La historia de nuestra santa, sor Maud, nada a contracorriente. Llega tarde, cuando ya se ha explotado el subgénero a una velocidad vertiginosa. The Killing of a sacred deer del maestro Lanthimos, las dos incursiones cinematográficas del realizador y aspirante a autor consagrado Ari Aster, la inapelable The lighthouse… todas producidas o distribuidas por A24, que ha exprimido a base de bien la vaca de la leche platino, por no acudir a la gallina de los huevos de oro. ¿Y qué pasa? Pues pasa, y mucho. Saint Maud no es la mejor de todas y, además, ha tenido que morir al palo de la sobresaturación que el estudio ha provocado en el género. Para su desgracia, tiene predecesoras que se han abierto paso en el imaginario colectivo, sentando cátedra en un género que llevaba ya una década atrapado en el “jump-scare” de chichinabo “made in” factoría Warren. Y eso en el mejor de los casos.

La cinta está (nadie puede negarlo) excelentemente realizada, y condensa en una duración relativamente corta una historia atractiva y efectiva.
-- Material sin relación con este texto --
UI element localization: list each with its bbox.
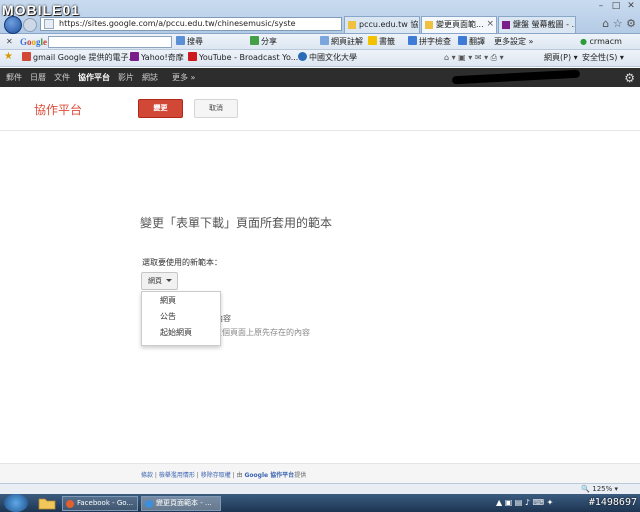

Una enfermera que, tras un episodio traumático, intenta por todos los medios redimirse a través de la salvación de un alma impía es una premisa la mar de sugerente. El  problema reside en que nada (o más bien poco) de lo que ha llegado a alcanzar el metraje final es lo suficientemente memorable como para anclarse en una memoria empachada durante los últimos años de momentos perturbadores. No obstante, en cierto sentido, se aleja del modelo canónico de quien la ha financiado, encontrando sus más cercanas parientes en cintas como Crudo o Thelma, con las que comparte una condición de relato adolescente, adentrándose en los entresijos del terror cotidiano. Desligando el miedo de lo sobrenatural, deja de apelar a lo desconocido para acercarse al trauma, la ansiedad o la depresión, modelo psicológico del cual Polanski es el mayor exponente. Mientras que el terror tradicional se trasladaba a lo más lejano para hablar de los temas que nos afectan directamente, estas cintas parten de nosotros mismos para hacer hipérbole de todo aquello que nos acongoja. La sexualidad, la pérdida o la culpa se tornan grotescas en su vaivén entre lo alucinógeno, lo patológico y lo mitológico.

Aunque hay que reconocer que sale ilesa de su incursión en el terreno teológico (tarea nada desdeñable) comete el error de desatender las sutilezas de la relación que nuestra protagonista mantiene con la deidad a la que adora. Esto provoca un choque asimétrico con nuestro siglo XXI: la libertad que se presupone parte con ventaja ante una intransigencia que linda con la locura. El alcance casi terapéutico de su planteamiento, la posibilidad sanadora que en un principio se había abierto al público, se ve saboteada por falta de profundidad. Pensémoslo fríamente: ¿Qué es ese autoflagelamiento, esa traición a los ideales que uno más quiere, esa explosión sexual carente de placer y basada en el autodesprecio, sino signo de algo muy común en nuestros días? El castigo penitente de quien ha perdido toda esperanza.

Saint Maud encuentra su punto álgido en dos interpretaciones protagónicas magistrales, así como en la forma que tiene de emborronar la barrera creada entre la imaginación y lo real; entre el éxtasis místico y el chute de endorfinas. Y esto resulta innegable, por mucho que películas como Hereditary o Midsommar ya hubiesen prendido fuego a la pantalla con anterioridad.

Ninguna novedad en el frente, es cierto. Ahora bien, la carta de presentación que Rose Glass nos brinda da para reflexionar sobre la condición de mártires que muchas veces asumimos para con nosotros mismos. Y es que a veces el infierno no son los otros; a veces ardemos desde el interior.